Pretty sure they said it's because it doesn't support permissions, so you could see anything on your hard drive, that's why they don't support it and do indexing instead
The operating system doesn't need permissions to see anything on your hard drive and it is the operating system that is enforcing the permissions so it can filter the results afterwards. Also, an index can be stale and show files whose permissions have changed that you shouldn't be able to see so the permissions have to be checked on the search results either way.
It and WinDirStat are some of the first things I install on any new instance of a computer. But I may check out this fork and Whiztree for other inspiration.
Disk Inventory X has been a little hit or miss for me. Works OK on my two Macs (Catalina), but can’t index the whole (128GB?) drive on my wife’s MacBook Air (Mojave). Just crashes at some point.
I've also been using WizTree for quite a while, but recently learned WinDirStat scans the filesystem instead of trusting the NTFS metadata because it can sometimes be incorrect(?) and is a bit tricky due to poor documentation.
The WDS developer actually addressed this in AWDS's issues 4[1] and 19[2] a few years ago, and even said he's contemplating supporting the MFT but it seems he hasn't gotten around to it.
GNOME comes with a useful utility which does that as well called Disk Usage Analyser. Usually installed by default via the gnome package on many distros.
DaisyDisk is very polished and nice, but I'd like to add GrandPerspective [1] to the discussion - it's not as pretty, but it's free and does a very good job as well.
If you don't mind spending $9.99, DaisyDisk is definitely worth it, though.

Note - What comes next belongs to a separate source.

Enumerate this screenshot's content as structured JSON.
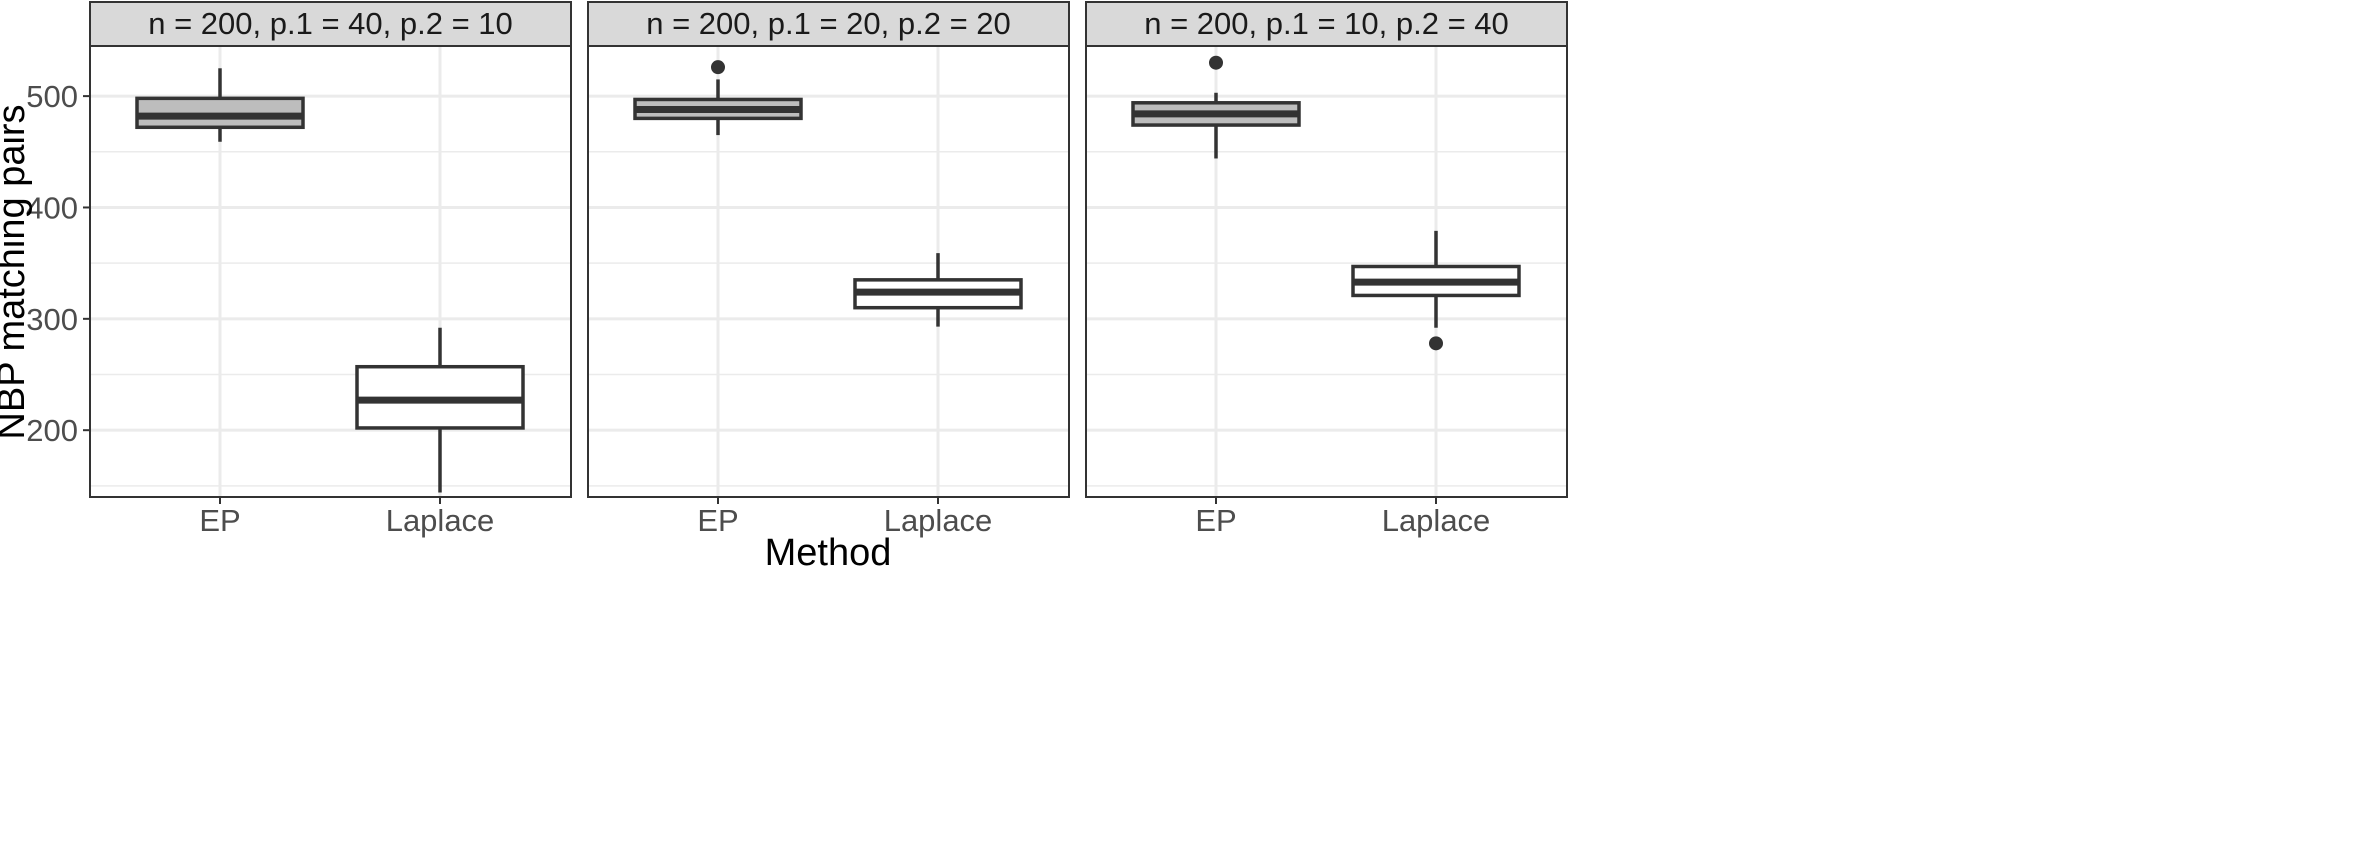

GrandPerspective is a quite delightful disk space visualizer, and was the app I used to replace the delightful workhorse 'Disk Inventory X'[0] since Disk Inventory X was infrequently updated and would routinely become incompatible on new OS X versions (this was almost 10 years ago).
I've never liked this nested pie chart style. I don't understand the purpose of a disk space visualizer where the area of an element on the screen doesn't really represent relative file size.
The homepage and download page haven't been updated, but I can confirm that Disk Inventory X works just fine for me in MacOS Monterey (12.3, Intel machine)
WinDirStat was a clone of KDirStat (KDE3-era); today there is Filelight. There's a Gnomeclone of it, but it's quite a lot worse (The sunburst only has only or two levels, which cannot be adjusted, and you can't have anything other than a 50:50 split).
I guess is this the subthread where we list other disk space analyzer tools.
I've been using TreeSize Free/Pro on Windows since as long as I can remember. Solid program, nice "old school" interface that I really enjoy using. Not open source, but worth paying for.
The only one that worked well for me on Windows is SpaceSniffer. It correctly treated symlinks and junctions (most tools duplicate those) and alternate data streams (which most tools ignore).
No idea about ADS, but junctions work exactly as they should with WizTree [0].
I have junction folders that are bigger than the entirety of C, so with that not working, the tool would have been uselesss.
At $DAYJOB all the commits have a particular uniform format and are quite restrained and professional. I wouldn't say 'amused' but I agree with you, it did bring me a smile to see this person showing their humanity in their side project, especially in such a deep technical context.